When he was a young man at Eton, a streptococcus infection attacked his eyes, and he was virtually blind for a year. Throughout his life, he had partial sight in only one eye and, given this impediment, the volume and breadth of his reading is staggering. Like Beethoven, who entered an even more plangent world of sound when he was deaf, Huxley experienced his greatest insights when his vision was most impaired.

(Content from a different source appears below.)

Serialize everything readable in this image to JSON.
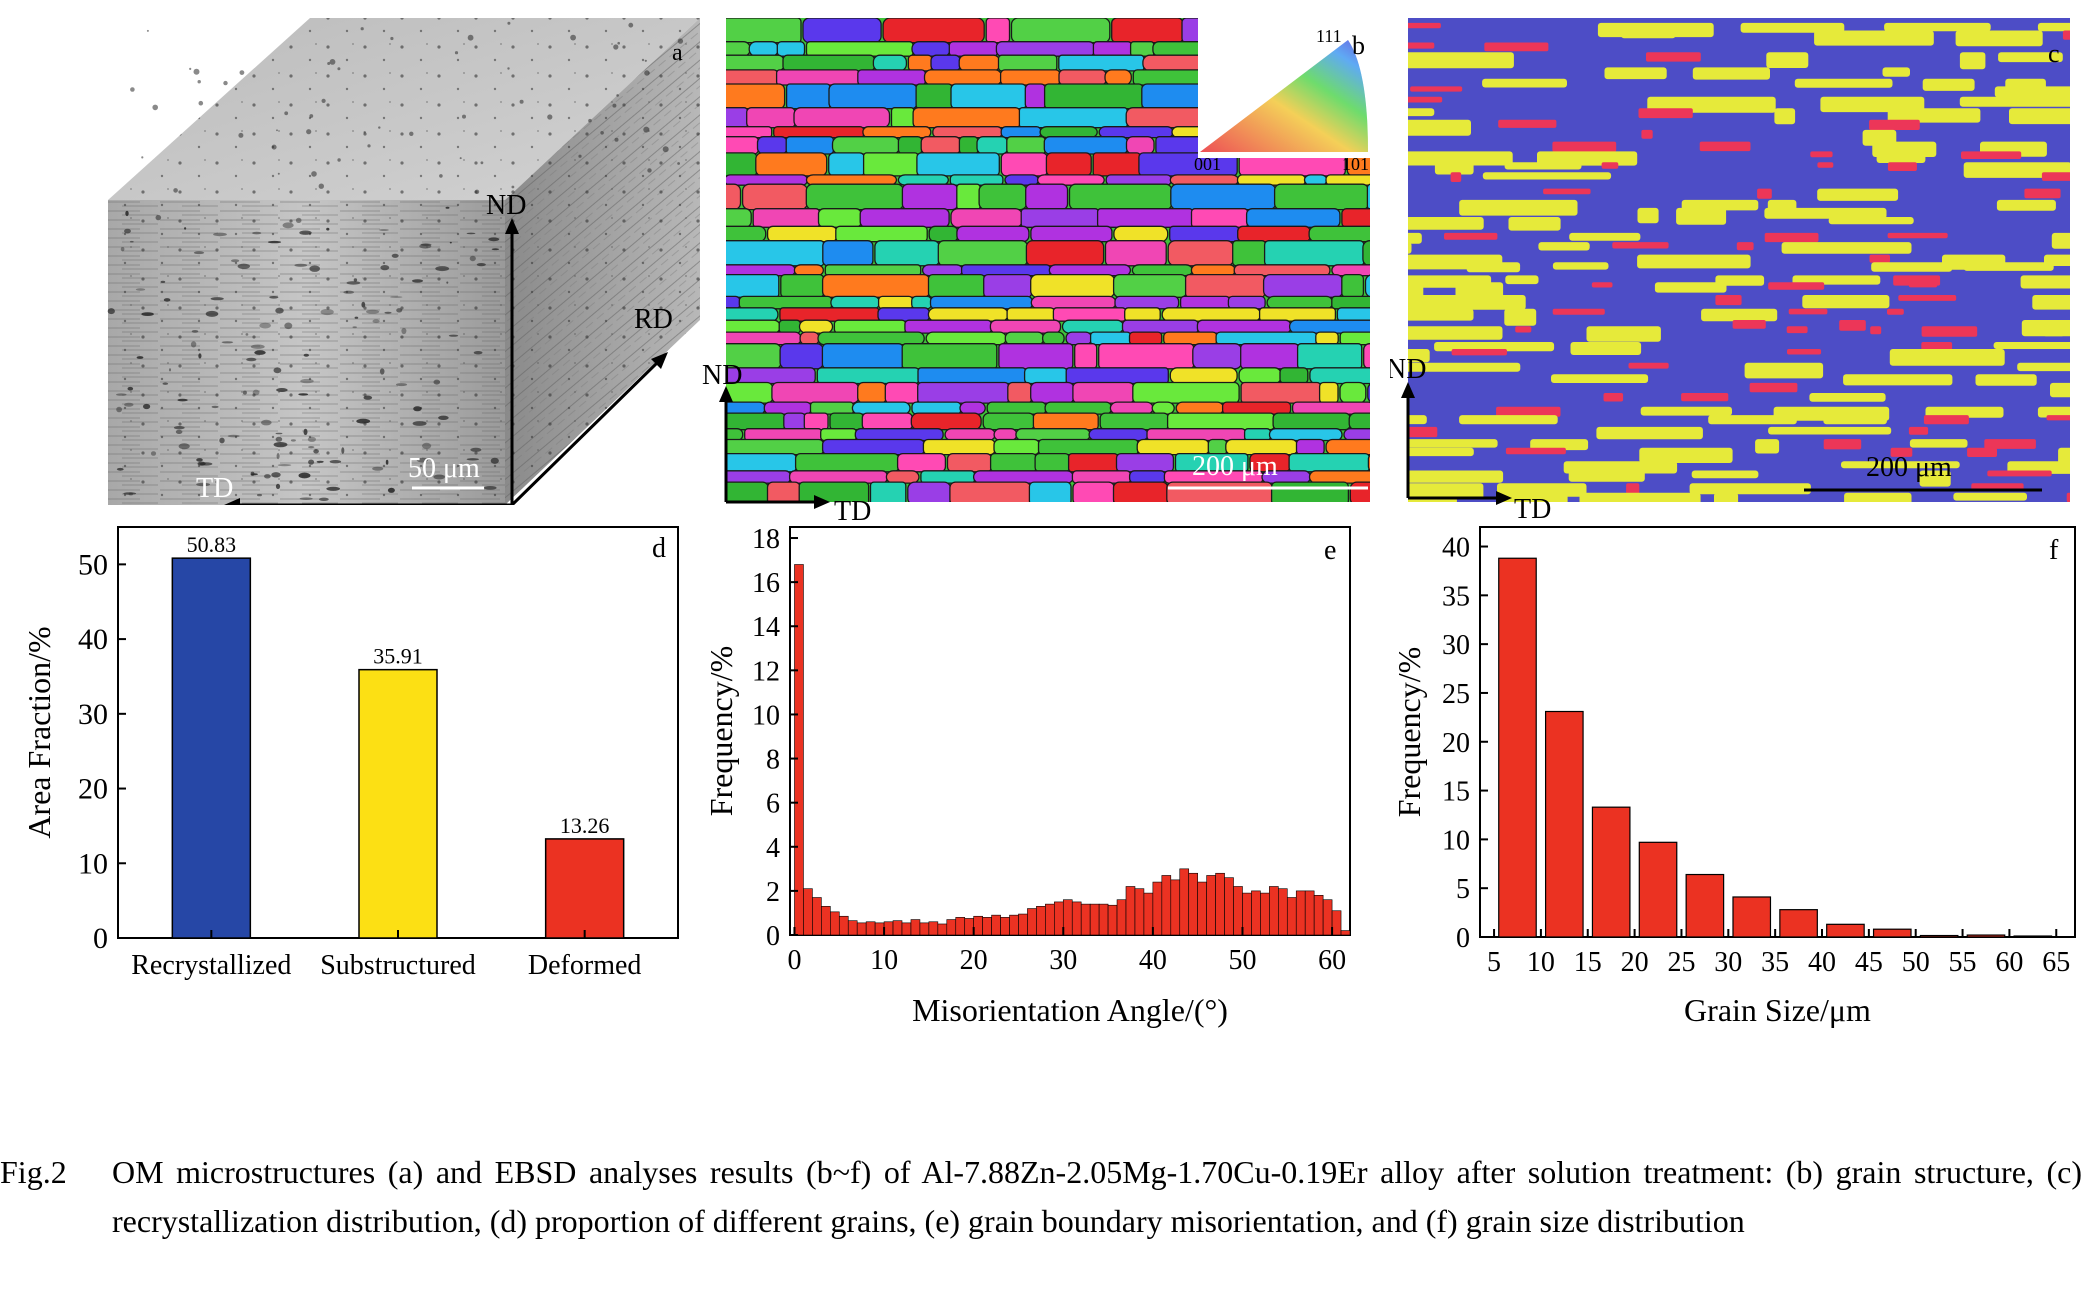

It is that enforced introversion perhaps that accounts for his mystical tendencies. In a way very different from you or me, Huxley inhabited an “inner world” and, despite publicly held positions on a wide variety of social and political issues, it was in that interior world that he conducted his most painstaking research. Although in his last years he immersed himself completely, the preoccupation with mysticism was apparent from his earliest works, even in “Crome Yellow.” It is a mistake to see it as the aberration of a writer fading into his twilight years. It is much more the logical conclusion of the intellectual quest that began during his first years in Oxford. There was, from the very first, an ongoing relationship between Huxley and God.
The urbanity and literary sophistication that Huxley brings to subjects that could so easily become soupily spiritual or turgidly transcendental is what gives this collection its special tang and makes it intensely readable even when the author is vainly trying to define the ineffable.